Солидарность – это ключевое слово. В 1927?м британский экономист левых взглядов Джон Мейнард Кейнс посетил сумасшедший дом. «Как вы справляетесь с таким количеством больных, ведь у вас мало персонала?» – спросил он у главврача. «Очень просто, – ответил тот. – Лунатики не способны объединяться». Оппозиционные силы, воспитанные политикой идентичности, тоже не способны объединяться. В этом секрет провалов американских демократов. Но ситуация изменилась: в нашем дурдоме появился общий интерес – это желание всех нас выжить и спасти наших детей, перед лицом природной катастрофы.
Я надеюсь, что политика природы сменит политику идентичности. Сегодня у «левой» идеи есть шанс только в том случае, если она будет зеленого, а не красного цвета. Если она борется за освобождение не только народа, но и природы. Если она от народничества перешла к природничеству (звучит не очень хорошо, но мы привыкнем). Я уверен, что природные угрозы, в основном созданные самим человеком, будут нарастать и повторяться. Коронавирус – одна из антропогенных катастроф, и наверняка не самая тяжкая. Осознание общих прав народа и природы приведет к международному движению, без него мы все просто сгинем. Не знаю, захочет ли это движение называть себя Интернационалом, признает ли оно свою преемственность от первых трех. Все же, как мы согласились, красная идея порядком скомпрометирована, а зелено-красного цвета в спектре нет – не дай бог он окажется коричневым. Но если ваш вопрос в том, какое прогрессивное движение имеет сегодня шанс стать международным и глобальным, то мой ответ – только зеленое и, наверно, леворадикальное. Экологическое государство вполне может быть социальным и демократическим. А если наши отношения с природой пойдут вразнос, оно станет тоталитарным. Только боюсь, что этот последний вариант уже никому не поможет.
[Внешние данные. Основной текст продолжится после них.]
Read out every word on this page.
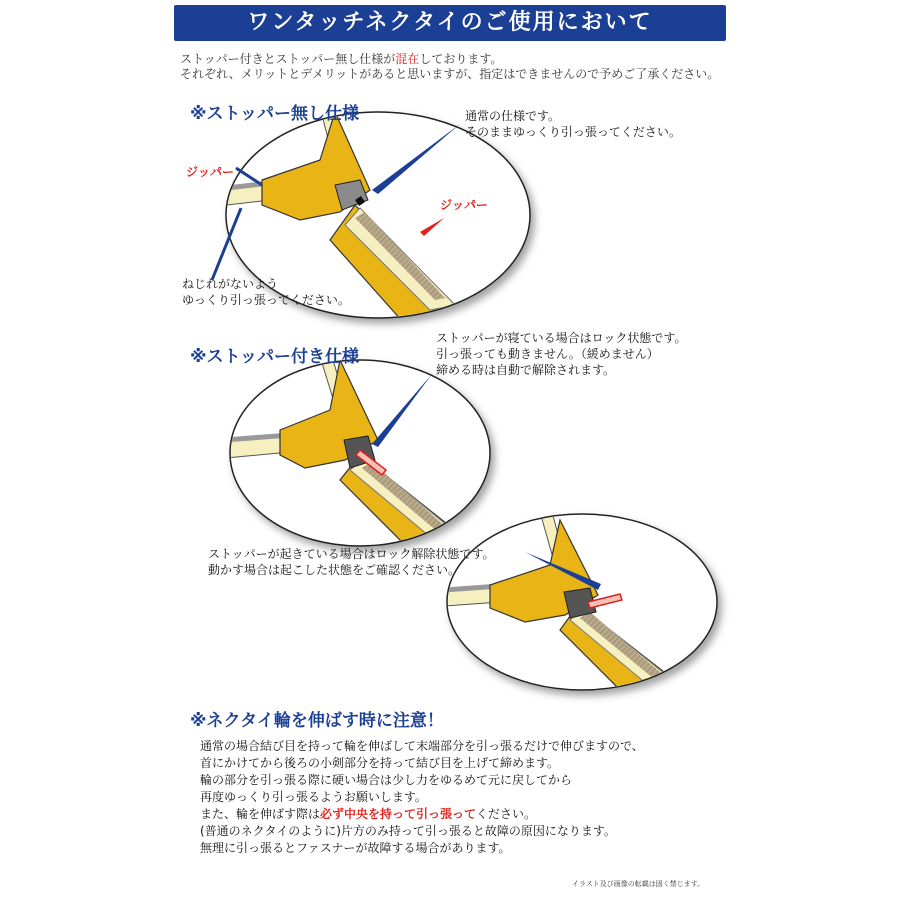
ワンタッチネクタイのご使用において
ストッパー付きとストッパー無し仕様が混在しております。
それぞれ、メリットとデメリットがあると思いますが、指定はできませんので予めご了承ください。
※ストッパー無し仕様
ジッパー
ジッパー
通常の仕様です。
そのままゆっくり引っ張ってください。
ねじれがないよう
ゆっくり引っ張ってください。
※ストッパー付き仕様
ストッパーが寝ている場合はロック状態です。
引っ張っても動きません。（緩めません）
締める時は自動で解除されます。
ストッパーが起きている場合はロック解除状態です。
動かす場合は起こした状態をご確認ください。
※ネクタイ輪を伸ばす時に注意！
通常の場合結び目を持って輪を伸ばして末端部分を引っ張るだけで伸びますので、
首にかけてから後ろの小剣部分を持って結び目を上げて締めます。
輪の部分を引っ張る際に硬い場合は少し力をゆるめて元に戻してから
再度ゆっくり引っ張るようお願いします。
また、輪を伸ばす際は必ず中央を持って引っ張ってください。
(普通のネクタイのように)片方のみ持って引っ張ると故障の原因になります。
無理に引っ張るとファスナーが故障する場合があります。
イラスト及び画像の転載は固く禁じます。
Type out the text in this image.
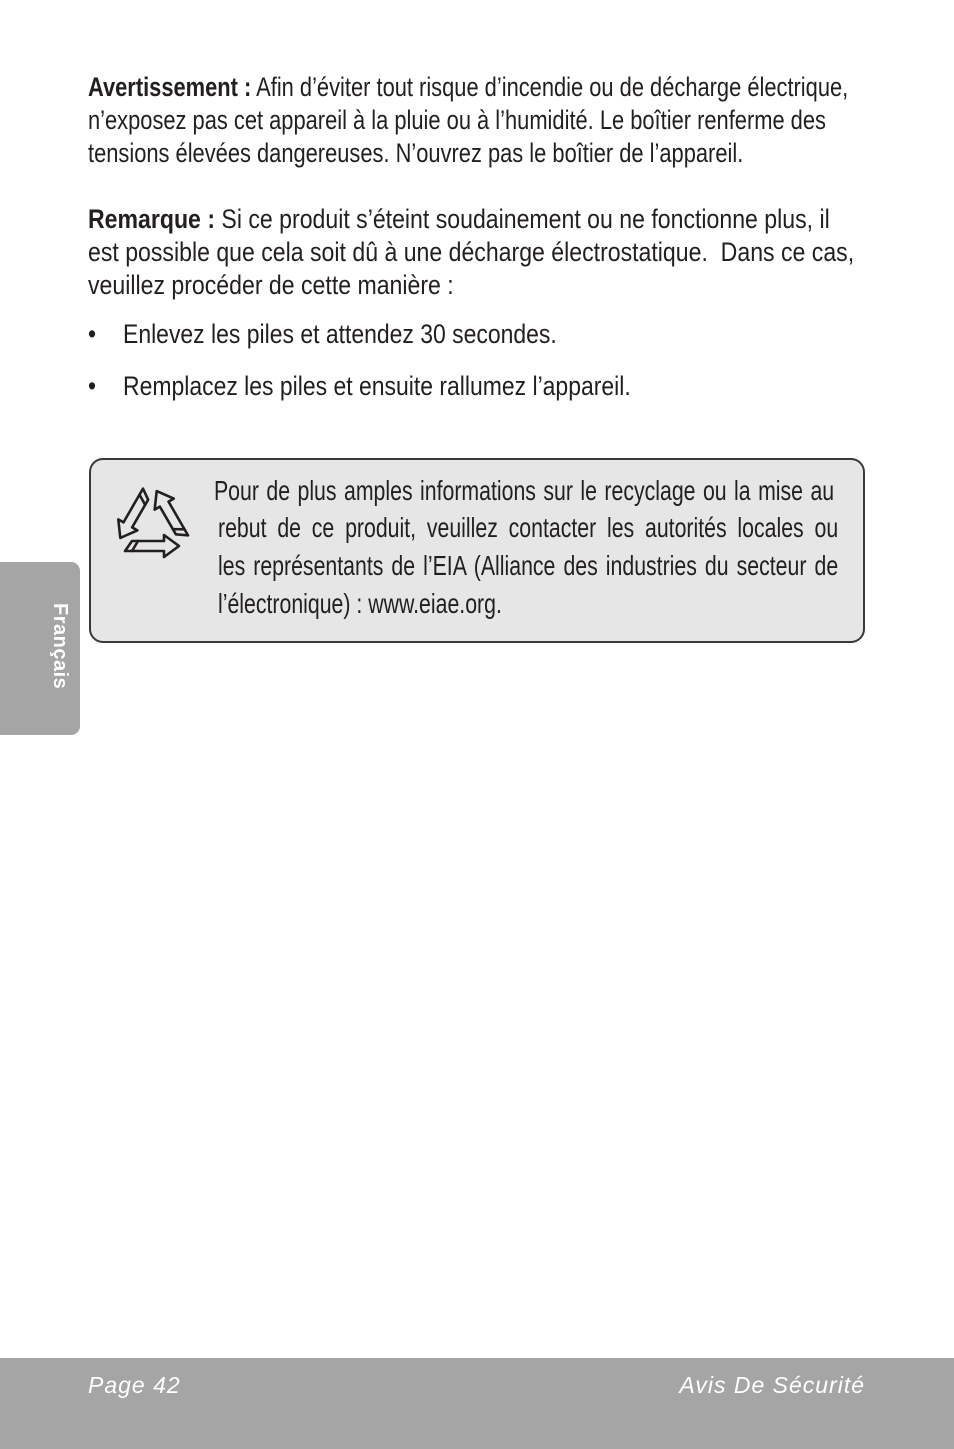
Avertissement : Afin d’éviter tout risque d’incendie ou de décharge électrique,
n’exposez pas cet appareil à la pluie ou à l’humidité. Le boîtier renferme des
tensions élevées dangereuses. N’ouvrez pas le boîtier de l’appareil.
Remarque : Si ce produit s’éteint soudainement ou ne fonctionne plus, il
est possible que cela soit dû à une décharge électrostatique.  Dans ce cas,
veuillez procéder de cette manière :
• Enlevez les piles et attendez 30 secondes.
• Remplacez les piles et ensuite rallumez l’appareil.
Pour de plus amples informations sur le recyclage ou la mise au
rebut de ce produit, veuillez contacter les autorités locales ou
les représentants de l’EIA (Alliance des industries du secteur de
l’électronique) : www.eiae.org.
Français
Page 42	Avis De Sécurité
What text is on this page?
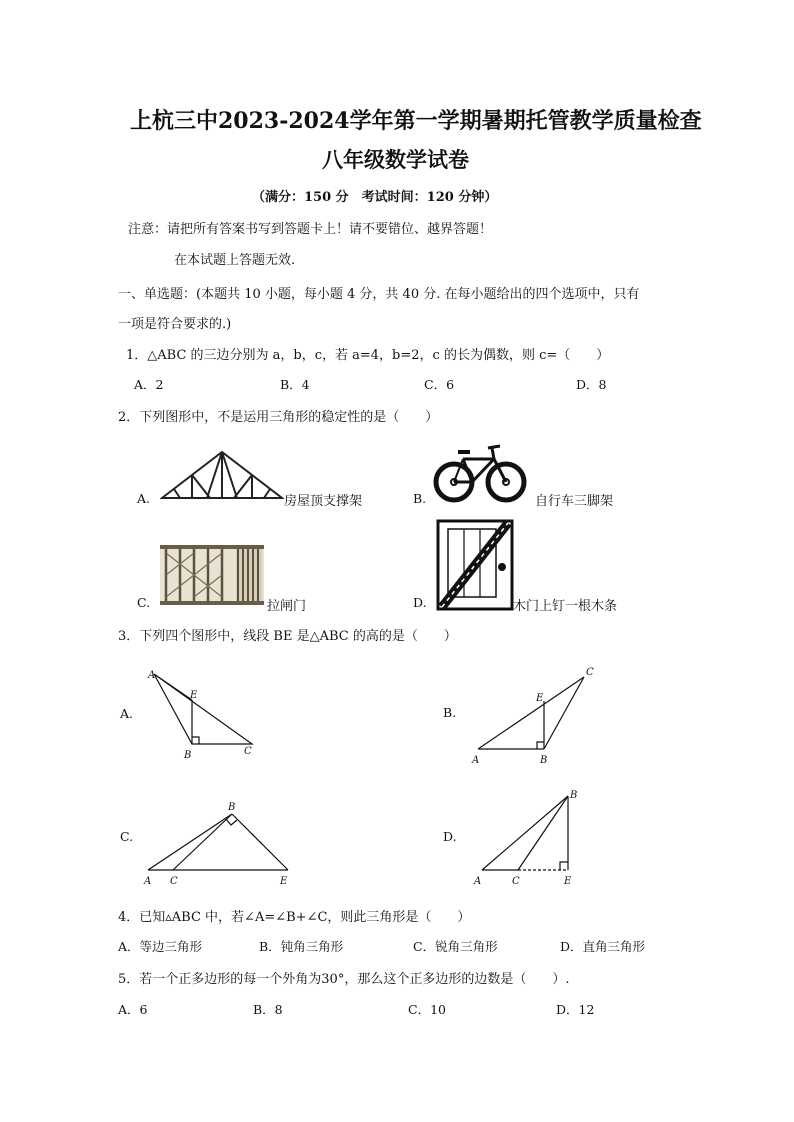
上杭三中2023-2024学年第一学期暑期托管教学质量检查
八年级数学试卷
（满分：150 分　考试时间：120 分钟）
注意：请把所有答案书写到答题卡上！请不要错位、越界答题！
在本试题上答题无效.
一、单选题：(本题共 10 小题，每小题 4 分，共 40 分. 在每小题给出的四个选项中，只有
一项是符合要求的.)
1．△ABC 的三边分别为 a，b，c，若 a=4，b=2，c 的长为偶数，则 c=（　　）
A．2	B．4	C．6	D．8
2．下列图形中，不是运用三角形的稳定性的是（　　）
A.	房屋顶支撑架	B.	自行车三脚架
C.	拉闸门	D.	木门上钉一根木条
3．下列四个图形中，线段 BE 是△ABC 的高的是（　　）
A.
A
B	C
E
B.
A	B
C
E
C.
A
B
C	E
D.
A
B
C	E
4．已知▵ABC 中，若∠A=∠B+∠C，则此三角形是（　　）
A．等边三角形	B．钝角三角形	C．锐角三角形	D．直角三角形
5．若一个正多边形的每一个外角为30°，那么这个正多边形的边数是（　　）.
A．6	B．8	C．10	D．12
Насколько в современной России, где социологи фиксируют большой процент популярности индивидуалистических воззрений, а левые идеи у большинства ассоциируются с зюгановцами и сталинистами, в принципе может случиться новый подъем левых в их современном западном варианте?
Социологи, как вы верно сказали, фиксируют, а я, как историк, знаю, что общественное мнение текуче как вода и своенравно как огонь. Это особенно так в обществе риска, прошедшем одну катастрофу и ожидающем новых. Так что я думаю, все возможно.
Насколько вам близка позиция российских либертарианцев? Следите ли вы за этим движением?
Она мне далека и чужда. Ты можешь доверять государству или нет, уважать его или не уважать – свое, родное и постылое или Государство как идею и принцип. Но в эпоху Вируса и Климата нас может спасти – или, наоборот, погубить – одно только государство. Еще точнее, погубить оно может собственными усилиями, а спасти может только международная система государств. В таком союзе Государство только усилится. Для народа и природы это может быть хорошо или плохо, уж как пойдет. Без такого глобального левиафана всем будет очень плохо.
В последнее время западная киноиндустрия заметно больше работает с российским материалом. Здесь и нашумевший сериал «Чернобыль», и фильм «Курск», два сериала про Екатерину II. С чем вы связываете такой интерес? Это попытка понять путинскую Россию 2010?х годов с ее новым качеством внешней политики? Или это прежде всего обращение к одновременно экзотическому, но и очень узнаваемому материалу, на котором Запад может понять самого себя?
И то, и другое, и еще третье. Да, путинская Россия всем показала кузькину мать, и эта ее ужасная роль, экзотическое устройство и новая история сегодня свежи и интересны мировому зрителю. А третий эффект я бы назвал антиутопическим. Многим интеллектуалам XX века Россия казалась воплощенной утопией; потом часть из них тяжко разочаровалась, другая часть осталась при своем. Эта история – Советский Сoюз как бог, который предал, – хорошо известна, я не стану на этом останавливаться. Нынче мы имеем нечто иное: Россия стала дистопией, воплощенным собранием всего опасного, дурного и злого, что каждый знает за собой и за своим государством. Дистопия предупреждает о том, чего еще нет, но может статься, если все будет продолжаться как есть; и для западного человека Россия оказалась удобным образом страшного будущего. Утопии всегда соревновались с дистопиями: по мере того как первые осуществлялись в делах и телах, вторые выигрывали как тексты. Неспроста предметом смешной многосерийной дистопии оказалась Екатерина – западный человек в медвежьем углу, расстающийся со своей личной утопией. И неспроста русские связи Трампа или Джонсона стали предметом нескончаемых тревог и забот: так осуществляются дистопии.
Вернемся к памятникам. Вечный вопрос: насколько вообще рационально судить людей прошлого на основе современных норм? Вот Сталину памятники убирали, когда людей из лагерей освобождали, а зачем сносить Леопольда II (король Бельгии, во второй половине XIX века ради колониальной прибыли уничтожил 15 миллионов жителей Конго) в 2020 году?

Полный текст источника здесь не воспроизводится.